AstroLabs DMCC
- Founded: 2013
- Founder: Louis Lebbos, Muhammed Mekki
- Area served: United Arab Emirates, Saudi Arabia
- Key people: Roland Daher (CEO), Joe Kobrianos (CSO)
- Website: astrolabs.com

= AstroLabs =

Digital capability building company

AstroLabs is a Dubai-based business setup consultant with offices in Riyadh and Dubai. They specialize in company formation and incorporation, licensing, business services, corporate services and ecosystem integration for international firms entering the Saudi Arabian and United Arab Emirates (UAE) markets. Their vision is to be the operations as a service provider where they run your local operations while their clients focus on growth.

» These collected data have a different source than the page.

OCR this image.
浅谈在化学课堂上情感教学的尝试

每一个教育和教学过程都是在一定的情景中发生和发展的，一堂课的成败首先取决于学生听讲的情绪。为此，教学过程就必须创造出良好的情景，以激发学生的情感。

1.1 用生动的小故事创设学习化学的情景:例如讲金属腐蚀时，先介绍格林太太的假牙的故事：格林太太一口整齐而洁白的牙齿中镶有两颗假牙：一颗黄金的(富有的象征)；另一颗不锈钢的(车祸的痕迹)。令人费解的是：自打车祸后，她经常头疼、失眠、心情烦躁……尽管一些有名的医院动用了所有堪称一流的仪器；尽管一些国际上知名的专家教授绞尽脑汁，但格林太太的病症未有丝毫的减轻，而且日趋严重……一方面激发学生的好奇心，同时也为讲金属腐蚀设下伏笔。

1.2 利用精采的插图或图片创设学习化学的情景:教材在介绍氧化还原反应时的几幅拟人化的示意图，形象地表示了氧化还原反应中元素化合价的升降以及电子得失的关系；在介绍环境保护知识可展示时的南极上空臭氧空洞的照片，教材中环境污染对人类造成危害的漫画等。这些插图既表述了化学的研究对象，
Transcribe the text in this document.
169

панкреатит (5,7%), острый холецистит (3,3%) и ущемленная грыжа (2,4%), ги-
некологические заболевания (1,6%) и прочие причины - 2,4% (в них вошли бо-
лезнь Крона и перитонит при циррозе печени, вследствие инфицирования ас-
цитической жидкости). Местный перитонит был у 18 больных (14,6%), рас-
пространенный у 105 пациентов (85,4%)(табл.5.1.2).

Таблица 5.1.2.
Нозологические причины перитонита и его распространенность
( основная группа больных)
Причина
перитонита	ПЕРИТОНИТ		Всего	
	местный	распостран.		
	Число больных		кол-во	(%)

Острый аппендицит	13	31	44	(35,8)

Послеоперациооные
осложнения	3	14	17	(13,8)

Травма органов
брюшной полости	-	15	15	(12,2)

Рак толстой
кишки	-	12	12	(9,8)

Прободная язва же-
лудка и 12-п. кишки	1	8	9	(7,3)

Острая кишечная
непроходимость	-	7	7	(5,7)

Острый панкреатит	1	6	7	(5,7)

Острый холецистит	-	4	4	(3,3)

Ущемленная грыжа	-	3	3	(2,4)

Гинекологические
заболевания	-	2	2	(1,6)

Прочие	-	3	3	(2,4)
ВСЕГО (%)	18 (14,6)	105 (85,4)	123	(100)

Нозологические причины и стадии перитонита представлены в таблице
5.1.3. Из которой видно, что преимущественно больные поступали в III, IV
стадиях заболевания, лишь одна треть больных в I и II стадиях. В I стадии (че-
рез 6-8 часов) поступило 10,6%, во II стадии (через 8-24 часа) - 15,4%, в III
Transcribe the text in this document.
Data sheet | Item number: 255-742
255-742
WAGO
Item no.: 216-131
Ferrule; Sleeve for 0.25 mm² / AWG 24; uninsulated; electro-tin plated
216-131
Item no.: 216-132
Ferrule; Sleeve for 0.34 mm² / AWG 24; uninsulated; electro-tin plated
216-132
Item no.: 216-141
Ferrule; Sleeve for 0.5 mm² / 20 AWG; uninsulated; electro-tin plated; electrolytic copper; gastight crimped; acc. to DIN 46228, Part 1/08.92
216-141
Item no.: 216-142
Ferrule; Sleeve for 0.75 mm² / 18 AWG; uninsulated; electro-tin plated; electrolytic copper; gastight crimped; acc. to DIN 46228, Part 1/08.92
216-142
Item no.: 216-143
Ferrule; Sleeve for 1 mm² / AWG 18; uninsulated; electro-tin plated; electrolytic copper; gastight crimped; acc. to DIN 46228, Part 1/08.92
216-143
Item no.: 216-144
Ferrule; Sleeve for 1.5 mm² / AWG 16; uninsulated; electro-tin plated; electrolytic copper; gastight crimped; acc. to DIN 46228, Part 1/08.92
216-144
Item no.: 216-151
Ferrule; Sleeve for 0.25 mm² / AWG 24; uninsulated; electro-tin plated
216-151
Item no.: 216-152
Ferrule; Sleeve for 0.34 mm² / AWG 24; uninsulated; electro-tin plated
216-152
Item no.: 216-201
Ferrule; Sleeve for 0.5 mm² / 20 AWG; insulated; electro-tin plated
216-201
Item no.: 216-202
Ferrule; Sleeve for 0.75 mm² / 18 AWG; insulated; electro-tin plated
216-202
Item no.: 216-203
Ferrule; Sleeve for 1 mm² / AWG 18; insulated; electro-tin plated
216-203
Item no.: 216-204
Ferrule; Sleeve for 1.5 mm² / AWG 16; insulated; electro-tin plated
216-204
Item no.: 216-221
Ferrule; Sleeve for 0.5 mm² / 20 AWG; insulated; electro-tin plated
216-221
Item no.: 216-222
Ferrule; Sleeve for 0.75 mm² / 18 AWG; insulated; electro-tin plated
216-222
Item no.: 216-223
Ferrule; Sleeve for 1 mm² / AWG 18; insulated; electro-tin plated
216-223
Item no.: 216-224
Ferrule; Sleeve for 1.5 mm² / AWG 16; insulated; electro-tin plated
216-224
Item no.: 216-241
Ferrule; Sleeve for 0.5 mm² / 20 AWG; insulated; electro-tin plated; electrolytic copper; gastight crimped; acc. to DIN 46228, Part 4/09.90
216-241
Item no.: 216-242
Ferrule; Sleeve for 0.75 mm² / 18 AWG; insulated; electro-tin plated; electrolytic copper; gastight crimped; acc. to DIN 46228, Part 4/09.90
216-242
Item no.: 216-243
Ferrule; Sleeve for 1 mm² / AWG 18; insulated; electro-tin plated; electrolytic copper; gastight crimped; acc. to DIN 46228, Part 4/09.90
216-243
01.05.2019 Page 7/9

It started as a Google for Startups (GFS) co-working space member of the GFS Tech Hub Network, as of 2024, it is no longer with the program.

==Overview==
AstroLabs was founded in 2014 by Louis Lebbos & Muhammed Mekki, co-founders of Namshi.com. Now as board members. With the company being led by Roland Daher as CEO and Joe Kobrianos as CSO The company launched in March 2013.

It operates from Riyadh and Dubai and the co-working and private offices spaces are in Jumeirah Lakes Towers and Riyadh.
==Company name==
The company's name is based upon the astrolabe, a tool for navigation that was used by mariners in the Middle Ages.